Lata w Teksasie mogą być niesamowicie gorące - ponad 100 stopni F jest powszechne - ale tylko ci, którzy tu mieszkali, mogą zrozumieć, jak szybko zmieniają się temperatura i warunki pogodowe w ciągu tygodnia. Czerwiec, lipiec i sierpień są dość konsekwentnie gorące i suche, ale prawie co drugi miesiąc to bzdura, jeśli planujesz podróż: jeden dzień w grudniu może być 80 stopni i słoneczny, następny zachmurzony i poniżej zera.

7. Musisz jeść nasze jedzenie

W Teksasie wszystko jest większe, w tym ludzie. Austin mógł zostać oceniony jako jedno z najlepiej przystosowanych miast w kraju, ale Houston było jednym z najgrubszych.

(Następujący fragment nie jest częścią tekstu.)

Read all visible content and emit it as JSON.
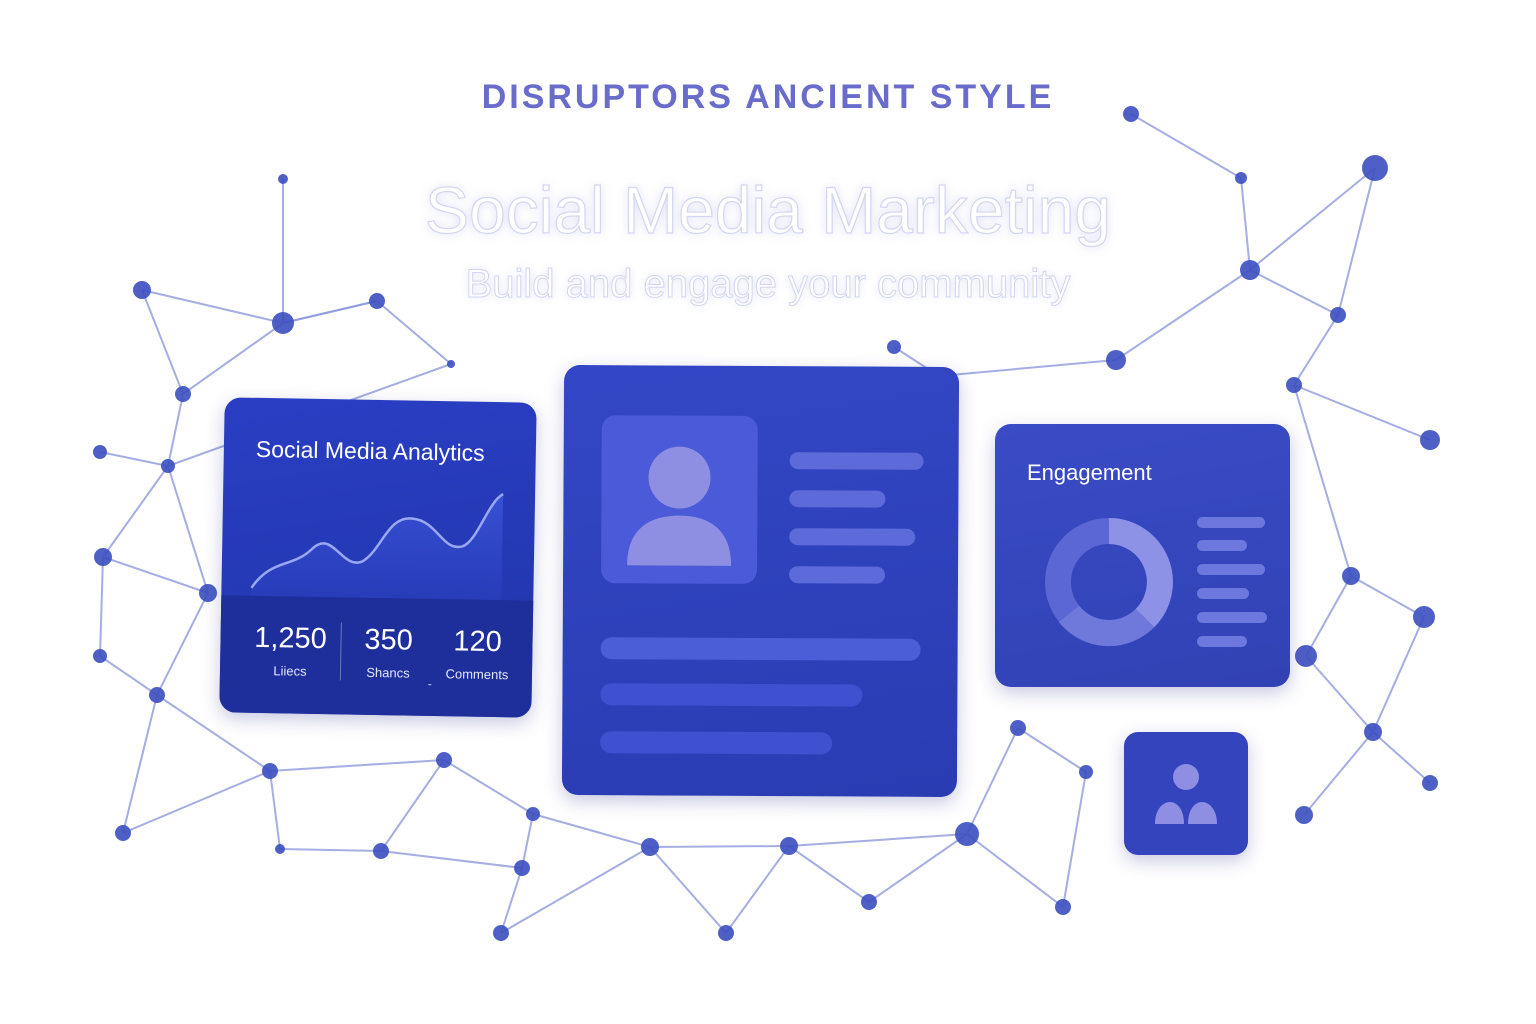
{
  "header": {
    "brand": "DISRUPTORS ANCIENT STYLE",
    "title": "Social Media Marketing",
    "subtitle": "Build and engage your community"
  },
  "analytics_card": {
    "title": "Social Media Analytics",
    "stats": [
      {
        "value": "1,250",
        "label": "Liiecs"
      },
      {
        "value": "350",
        "label": "Shancs"
      },
      {
        "value": "120",
        "label": "Comments"
      }
    ],
    "dash": "-"
  },
  "engagement_card": {
    "title": "Engagement"
  },
  "colors": {
    "accent": "#6a6ccc",
    "card_blue": "#2f3fc0",
    "network_node": "#3b4fc0",
    "network_line": "#8e99dc"
  },
  "icons": [
    "person-icon",
    "donut-chart-icon",
    "community-icon",
    "line-chart-icon"
  ]
}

Jesteśmy jedynymi, którzy nie byli zadowoleni z opcji Wendy's Biggie Size… nie, musieli zrobić to „Texas Size”.

Nie wszystko w tym stanie ma na celu utuczyć cię, ale przyjazd do Teksasu i nie spróbowanie naszego grilla, pełnego tłuszczu i ociekającego sosem, jest przestępstwem przeciwko ludzkości. Gdyby Trump odwoływał się do wyborców w Teksasie (choć większość z nas nie jest aż tak głupia ani rasistowska), prawdopodobnie opublikowałby zdjęcie na Instagramie stwierdzające: „Najlepsze grillowanie pochodzi od Coopera. Uwielbiam Teksańczyków!”. Pomyśl o tym… to może zadziałać.

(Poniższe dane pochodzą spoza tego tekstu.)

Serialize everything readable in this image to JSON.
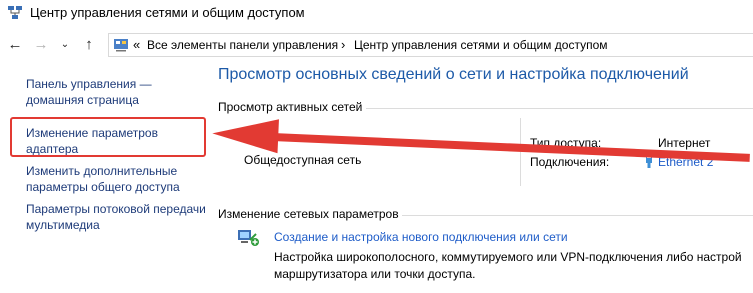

Jeśli jest tylko jedno doświadczenie, które jest ostatecznym wcieleniem Teksasu, byłoby to wyzwanie na stek o wadze 72 uncji na Big Texas Steak Ranch w Amarillo: zjedz stek, pieczonego ziemniaka, sałatkę, bułkę i piwo pod godzina i to nic nie kosztuje.

8. Teksas jest pod silnym wpływem osadników europejskich

Około 200 000 czeskich Amerykanów mieszka w stanie Lone Star, bardziej niż jakikolwiek inny w Stanach Zjednoczonych. Około trzech milionów Teksańczyków uważa się za Niemców; tym bardziej z niemieckim pochodzeniem. Obie grupy wyemigrowały w połowie XIX wieku i w dużej mierze utknęły w pobliżu. Chociaż Teksas może nie być w centrum uwagi podróżników, gdy myślą o różnorodności, znaki są tam, jeśli ich szukasz: Fredericksburg, urocze miasto na zachód od Austin, zostało nazwane na cześć księcia Fryderyka Pruskiego; nawet prezydent Eisenhower był niemieckim Teksańczykiem.